更新时间:2026-06-29 13:07

第一章 废铁谷的维修工

锈蚀星的太阳,从来就没什么温度。

那颗垂垂老矣的恒星挂在铁灰色的天空上,像枚生锈的铜板,洒下的光苍白无力,照不暖遍布金属垃圾的大地。风是永不停歇的,卷起漫天铁砂和辐射尘,打在生锈的机甲外壳上,发出沙沙的声响,像是这颗星球垂死的喘息。

林风从一堆报废的灵能炉里抬起头,抹了把脸上的油污。他蹲在这片被称为“废铁谷”的垃圾场深处已经三个小时,就为了拆一个还能用的二级能量导管。客户老陈要得急,他儿子小豆子下个月就满十八,按照锈蚀星的规矩,成年男子要么下矿,要么参军——如果不想早死,最好的出路是考取机甲师执照,哪怕是最低级的民用执照。

而考执照,需要一台能动的机甲,最次也得是铁驭Ⅰ型。

老陈攒了三年,只够买台三十年前就该报废的铁驭Ⅰ型残骸,还缺小半零件。林风答应帮他修,不收工钱,只要零件成本。在这颗被联邦遗忘的工业星球上,贫民窟的孩子们想摸到机甲,比摸到天空城那些老爷们的脚趾还难。

“找到了。”林风眼睛一亮,从一堆融化变形的管线里抽出一截半米长的银色导管。表面有焦痕,但内部能量回路基本完好,清理后应该能用。他小心地放进背后的帆布工具袋,又扫视周围。

废铁谷是锈蚀星第七区最大的垃圾填埋场,堆积着从矿场、工厂、甚至军方淘汰下来的各种金属垃圾。生锈的机甲骨架像巨兽的尸骸,半埋在地里;报废的悬浮车堆成小山;破损的灵能炉像被掏空的心脏,散落各处。空气里弥漫着机油、铁锈和某种化学制剂混合的刺鼻气味,但林风早就习惯了。

他在这里长大。父母是第七矿区的钻探工,在他十六岁那年,矿区发生塌陷,两台正在作业的工程机甲和十七个工人被埋在了三百米深的地下。救援队来了,但只挖了三天就宣布放弃,说深度太深,辐射超标,不值得再投入资源。

林风记得自己当时跪在矿区外,看着那台锈蚀斑斑的“矿工Ⅲ型”救援机甲掉头离开,巨大的机械足踏起漫天烟尘。他对着机甲嘶吼,求他们再挖一天,就一天。但机甲没有回头。

从那天起,他就发誓要开机甲。不是这种笨重迟缓的工程机甲,是真正的、能战斗能救援的机甲。他要变得足够强,强到下次再有人被埋在地下时,他能用机甲的巨手挖开岩石,而不是跪在外面无力地哭喊。

但他买不起机甲,连最基础的训练都用不起。他只能捡垃圾,拆零件,自己琢磨修理。好在父母留下的小维修铺还能糊口,加上他好像有点这方面的天赋——那些复杂的能量回路图,他看几遍就能记住;机甲关节的故障,他听声音就能猜个大概。

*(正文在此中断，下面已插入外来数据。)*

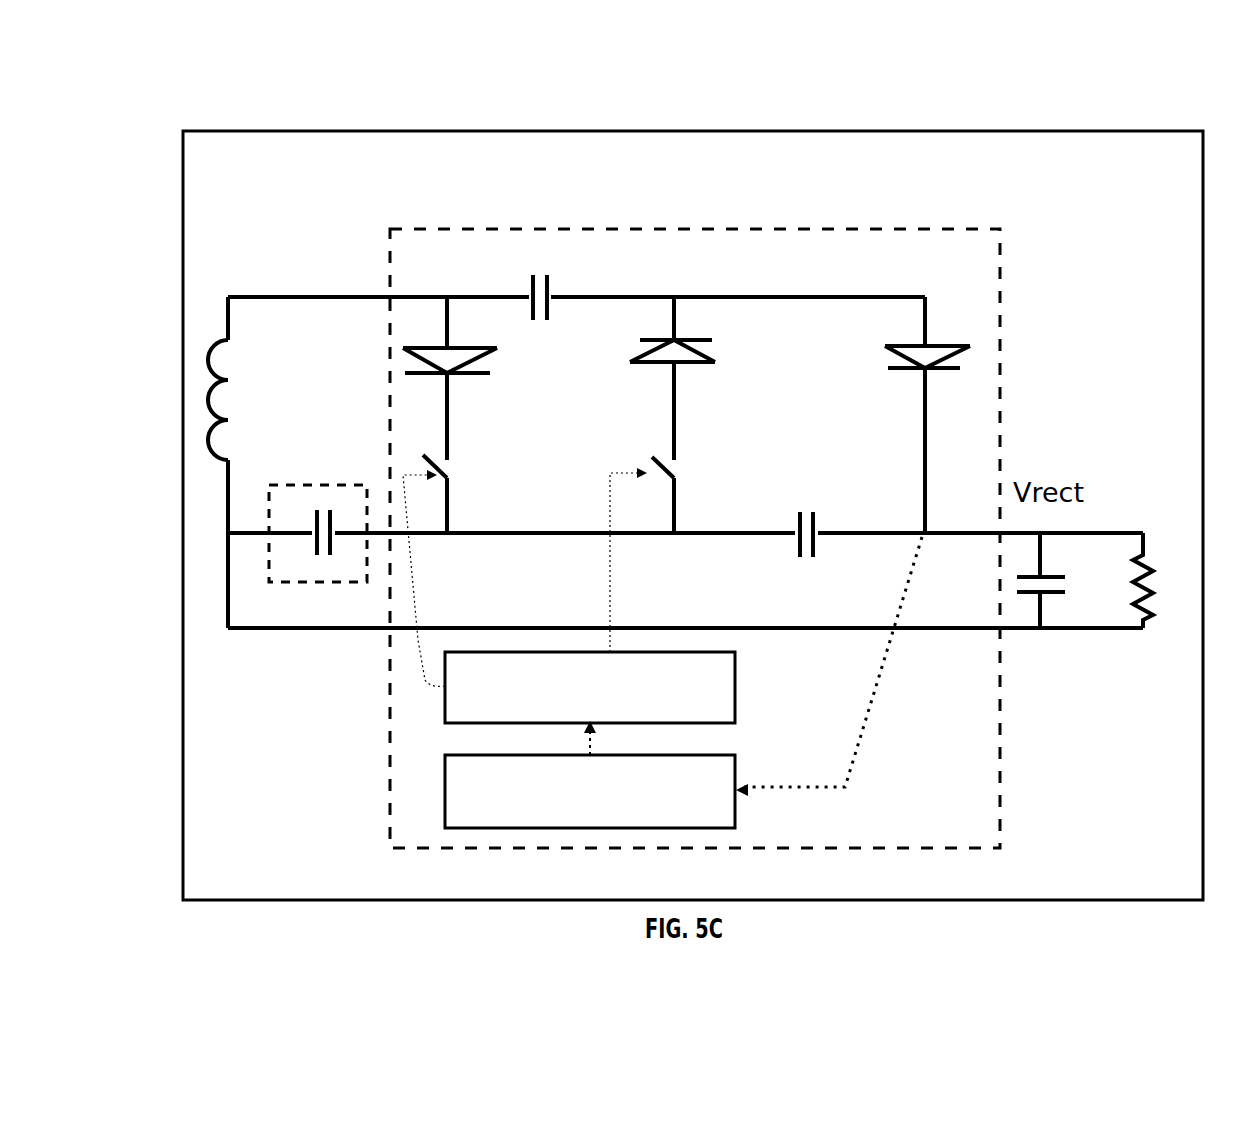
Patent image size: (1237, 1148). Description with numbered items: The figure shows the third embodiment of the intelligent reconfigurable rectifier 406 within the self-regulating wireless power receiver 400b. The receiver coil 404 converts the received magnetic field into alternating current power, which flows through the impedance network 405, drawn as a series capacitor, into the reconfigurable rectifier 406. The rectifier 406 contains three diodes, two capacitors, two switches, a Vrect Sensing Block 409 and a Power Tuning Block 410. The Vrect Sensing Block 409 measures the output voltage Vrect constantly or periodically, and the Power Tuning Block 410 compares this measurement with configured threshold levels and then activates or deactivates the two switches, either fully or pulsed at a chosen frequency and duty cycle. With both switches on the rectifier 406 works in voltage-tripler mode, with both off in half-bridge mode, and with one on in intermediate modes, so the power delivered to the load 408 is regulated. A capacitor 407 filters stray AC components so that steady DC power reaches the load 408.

The self-regulating wireless power receiver 400b is at (668, 122).
The receiver coil 404 is at (235, 396).
The impedance network 405 is at (320, 485).
The reconfigurable rectifier 406 is at (737, 520).
The capacitor 407 is at (1052, 598).
The load 408 is at (1153, 577).
The Vrect Sensing Block 409 is at (445, 797).
The Power Tuning Block 410 is at (445, 697).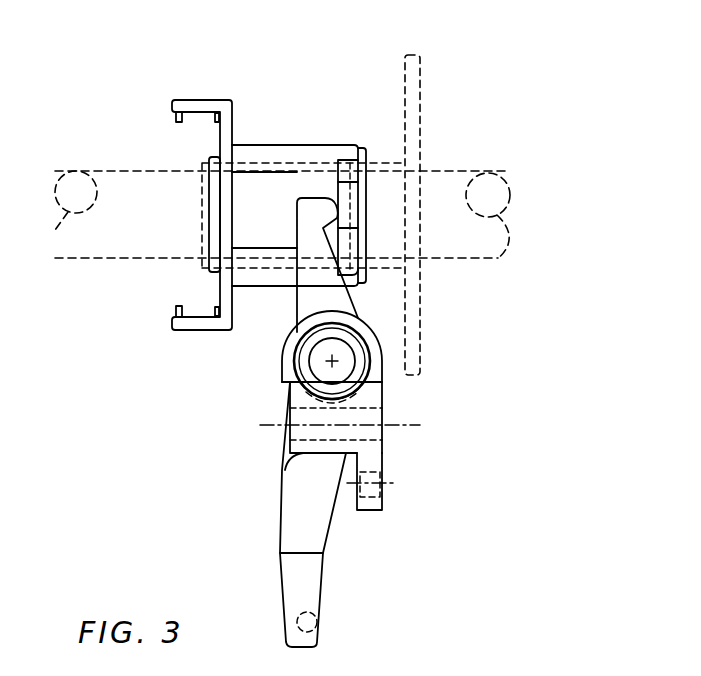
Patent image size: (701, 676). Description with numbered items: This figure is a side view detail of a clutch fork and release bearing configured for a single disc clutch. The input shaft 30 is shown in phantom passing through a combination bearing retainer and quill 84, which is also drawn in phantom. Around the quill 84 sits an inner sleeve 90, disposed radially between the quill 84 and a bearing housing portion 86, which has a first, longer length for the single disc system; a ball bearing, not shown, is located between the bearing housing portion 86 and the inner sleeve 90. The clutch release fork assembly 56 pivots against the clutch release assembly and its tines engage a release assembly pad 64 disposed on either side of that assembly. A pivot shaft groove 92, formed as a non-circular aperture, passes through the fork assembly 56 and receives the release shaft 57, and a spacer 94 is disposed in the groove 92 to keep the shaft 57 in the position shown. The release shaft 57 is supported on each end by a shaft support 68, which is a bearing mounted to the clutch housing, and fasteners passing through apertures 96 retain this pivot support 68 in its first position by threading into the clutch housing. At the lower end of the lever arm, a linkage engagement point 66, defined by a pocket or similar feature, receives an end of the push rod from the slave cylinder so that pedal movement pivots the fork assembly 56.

The input shaft 30 is at (112, 259).
The clutch release fork assembly 56 is at (283, 503).
The release shaft 57 is at (282, 382).
The release assembly pad 64 is at (337, 196).
The linkage engagement point 66 is at (317, 622).
The shaft support 68 is at (284, 468).
The combination bearing retainer and quill 84 is at (387, 163).
The bearing housing portion 86 is at (260, 144).
The inner sleeve 90 is at (210, 157).
The pivot shaft groove 92 is at (292, 400).
The spacer 94 is at (383, 383).
The apertures 96 is at (385, 478).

四年下来,他成了废铁谷有名的“破烂王”,能用手头有限的工具和垃圾堆里淘来的零件,让一堆废铁重新动起来。虽然动起来之后能撑多久不好说,但至少能动。

“该回去了。”林风看了眼手腕上的老式机械表——父母留下的遗物之一,表盘玻璃裂了,但指针还在走。下午四点,再过一个小时,辐射尘暴就要来了,得在那之前赶回维修铺。

他背起工具袋,踩着吱嘎作响的金属垃圾,深一脚浅一脚地往谷外走。工具袋很沉,里面除了那截导管,还有几块还算完整的装甲板、一捆绝缘线、几个二手传感器,都是他从垃圾堆里淘出来的宝贝。在锈蚀星,这些东西就是钱。

走到谷口时,他停下脚步,看向右侧那片被称为“禁区”的区域。那里堆放着百年前锈蚀星还是工业中心时留下的重型机械残骸,大部分都半埋在土里,锈得看不出原貌。据说下面有未爆的灵能炸弹,还有强辐射,连拾荒者都不敢靠近。

但林风最近几次来,总感觉那片区域有点不对劲。不是声音或气味,是一种……感觉。仿佛有什么东西在呼唤他,很微弱,但持续不断。他曾壮着胆子靠近过边缘,看见一台造型奇特的机甲半埋在土里,口有个从没见过的徽记:燃烧的翅膀环绕长剑。他拆了徽记旁边一个小零件,回去后研究了很久,也没在数据库里找到匹配的型号。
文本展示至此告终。